Произнося последние слова с насмешливой улыбкой, Ле Ноэль простился со своими собеседниками и поспешил в каюту, чтобы дать свободу веселому расположению духа…

— Как это пришло в голову адмиралтейскому интендантству отправить нас на невольничьей шхуне? — сказал Тука, уходя с Жилиасом в свою каюту.

Для исполнения данного обещания, командир велел пригласить к себе молодых людей и с очевидной шутливостью объяснил им, что по желанию их прямого начальства возвел их в чин помощников обер-эконома и начальника врачебного округа и рассказав причины своего поступка, заверил их, что им предоставлена полная свобода действий.

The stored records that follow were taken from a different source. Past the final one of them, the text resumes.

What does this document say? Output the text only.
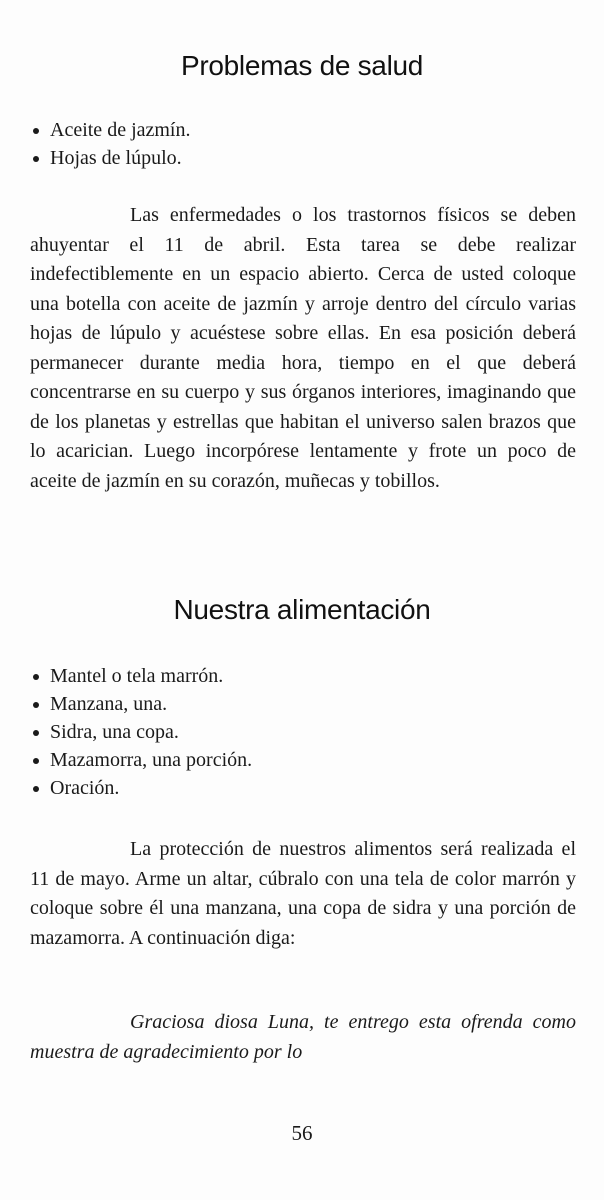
Problemas de salud
Aceite de jazmín.
Hojas de lúpulo.

Las enfermedades o los trastornos físicos se deben ahuyentar el 11 de abril. Esta tarea se debe realizar indefectiblemente en un espacio abierto. Cerca de usted coloque una botella con aceite de jazmín y arroje dentro del círculo varias hojas de lúpulo y acuéstese sobre ellas. En esa posición deberá permanecer durante media hora, tiempo en el que deberá concentrarse en su cuerpo y sus órganos interiores, imaginando que de los planetas y estrellas que habitan el universo salen brazos que lo acarician. Luego incorpórese lentamente y frote un poco de aceite de jazmín en su corazón, muñecas y tobillos.

Nuestra alimentación
Mantel o tela marrón.
Manzana, una.
Sidra, una copa.
Mazamorra, una porción.
Oración.

La protección de nuestros alimentos será realizada el 11 de mayo. Arme un altar, cúbralo con una tela de color marrón y coloque sobre él una manzana, una copa de sidra y una porción de mazamorra. A continuación diga:

Graciosa diosa Luna, te entrego esta ofrenda como muestra de agradecimiento por lo

56
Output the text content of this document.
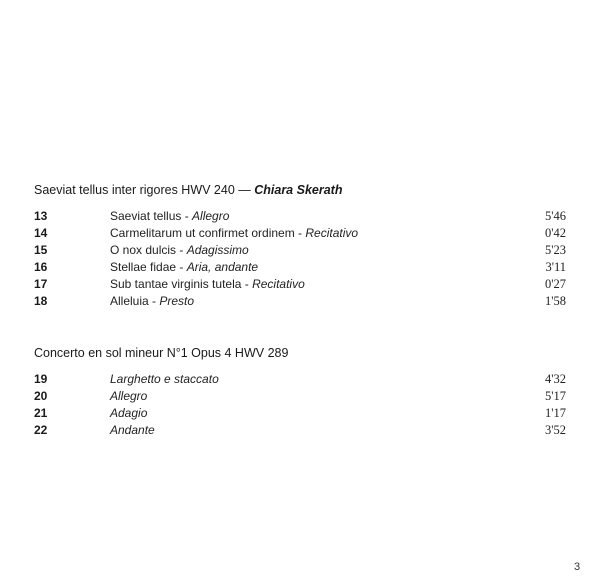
Saeviat tellus inter rigores HWV 240 — Chiara Skerath
13	Saeviat tellus - Allegro	5'46
14	Carmelitarum ut confirmet ordinem - Recitativo	0'42
15	O nox dulcis - Adagissimo	5'23
16	Stellae fidae - Aria, andante	3'11
17	Sub tantae virginis tutela - Recitativo	0'27
18	Alleluia - Presto	1'58
Concerto en sol mineur N°1 Opus 4 HWV 289
19	Larghetto e staccato	4'32
20	Allegro	5'17
21	Adagio	1'17
22	Andante	3'52
3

Гиллуа и Барте невольно рассмеялись, думая, что их начальники, малодушие которых было им вполне известно, действовали так только потому, что пристали к ним с ножом к горлу. Ле Ноэль не стал сообщать об обещанной премии, а они оба по выходе из каюты командира подтвердили своему начальству, что не оставят их и подпишут за ними донесение морскому министру, какое им угодно будет составить.